What the shift looks like in practice
We run this loop across our own brands and across enterprise clients in SaaS, fintech, and professional services. A few honest observations from the field.
The first ninety days are governance, not generation. Teams want to point agents at the content factory on day one. That's the mistake. The first move is fixing the entity structure, locking the messaging, and tagging existing assets against the framework. Agents amplify whatever's underneath them, so you clean the inputs first, then scale. We learned this on ourselves before we sold it: Veza Digital ran the methodology on its own site first, and our representation in AI answers climbed once the structure was right.
Discoverability compounds faster than traditional SEO. AI surfaces are actively hunting for structured, authoritative sources, so a site that gets the schema, entity, and content architecture right tends to move in a quarter what classic SEO would take a year to move. The catch is that the gains are invisible unless you're measuring citations, not just clicks.
The agency model has to change, too. Agencies that sell deliverables will lose to agencies that sell operating systems. Our retainer work used to be shaped like output: pages, posts, campaigns. It's increasingly shaped like a scoreboard: entity coverage, citation share, retrieval rate, content-to-query fit. Clients don't want more output. They want the system that makes output land.
The question isn't which platform
Webflow's pitch is real and worth taking seriously. HubSpot is making a parallel case with Content Hub and Breeze. Every CMS worth paying for will have an agentic story by the end of 2026. Pick one. It matters less than the vendors want you to believe.
What matters is whether your team runs an operating model that treats discoverability, governance, and iteration as one connected system. Whether your agents have structured inputs. Whether you can measure if you're getting cited, not just clicked. Whether someone owns AI visibility the way someone owned SEO in 2014.
Generation is cheap. Iteration is the moat. The teams that install an operating model on top of their platform this year are the ones who'll be discoverable by design when the rest of the market realizes the homepage stopped being the destination.
If you want to see where your own site stands, run a free WAIO Engine scan. One score across ten pillars, about a minute, no sales call required. Or read the full methodology, it's open.

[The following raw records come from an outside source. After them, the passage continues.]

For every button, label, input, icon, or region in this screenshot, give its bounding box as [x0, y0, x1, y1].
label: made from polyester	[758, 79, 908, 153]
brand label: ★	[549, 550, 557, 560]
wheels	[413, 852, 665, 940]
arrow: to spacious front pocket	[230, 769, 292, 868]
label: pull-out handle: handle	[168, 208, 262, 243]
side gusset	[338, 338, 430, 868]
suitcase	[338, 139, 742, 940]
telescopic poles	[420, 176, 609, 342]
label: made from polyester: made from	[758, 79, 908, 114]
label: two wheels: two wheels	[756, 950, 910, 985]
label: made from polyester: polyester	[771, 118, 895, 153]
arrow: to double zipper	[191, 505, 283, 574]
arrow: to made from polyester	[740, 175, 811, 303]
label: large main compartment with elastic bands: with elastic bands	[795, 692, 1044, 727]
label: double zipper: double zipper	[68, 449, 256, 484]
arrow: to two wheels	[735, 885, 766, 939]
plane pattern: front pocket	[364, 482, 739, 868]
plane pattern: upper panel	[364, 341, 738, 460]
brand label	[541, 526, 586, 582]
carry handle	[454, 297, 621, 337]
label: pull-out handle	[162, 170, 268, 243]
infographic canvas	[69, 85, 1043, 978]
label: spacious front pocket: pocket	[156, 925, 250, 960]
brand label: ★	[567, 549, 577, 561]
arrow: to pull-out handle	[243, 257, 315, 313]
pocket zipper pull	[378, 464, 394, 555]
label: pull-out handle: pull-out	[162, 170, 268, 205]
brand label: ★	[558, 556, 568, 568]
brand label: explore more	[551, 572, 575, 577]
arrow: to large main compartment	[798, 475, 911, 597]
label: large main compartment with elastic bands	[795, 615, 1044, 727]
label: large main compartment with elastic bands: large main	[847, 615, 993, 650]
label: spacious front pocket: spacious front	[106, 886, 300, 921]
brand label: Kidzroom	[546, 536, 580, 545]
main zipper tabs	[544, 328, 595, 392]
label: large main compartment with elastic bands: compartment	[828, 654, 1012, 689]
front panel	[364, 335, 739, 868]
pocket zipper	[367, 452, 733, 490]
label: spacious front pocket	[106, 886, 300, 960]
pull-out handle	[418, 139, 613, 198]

Frequently asked questions
Agentic web marketing is running your website as a continuous loop that people and AI systems both act on: build, ship, measure, and re-optimize, with AI agents doing real work inside that loop. The difference from older web marketing is the second audience. Your site now has to be readable and citable by ChatGPT, Perplexity, Gemini, and the agents browsing on a buyer's behalf, not just navigable by people.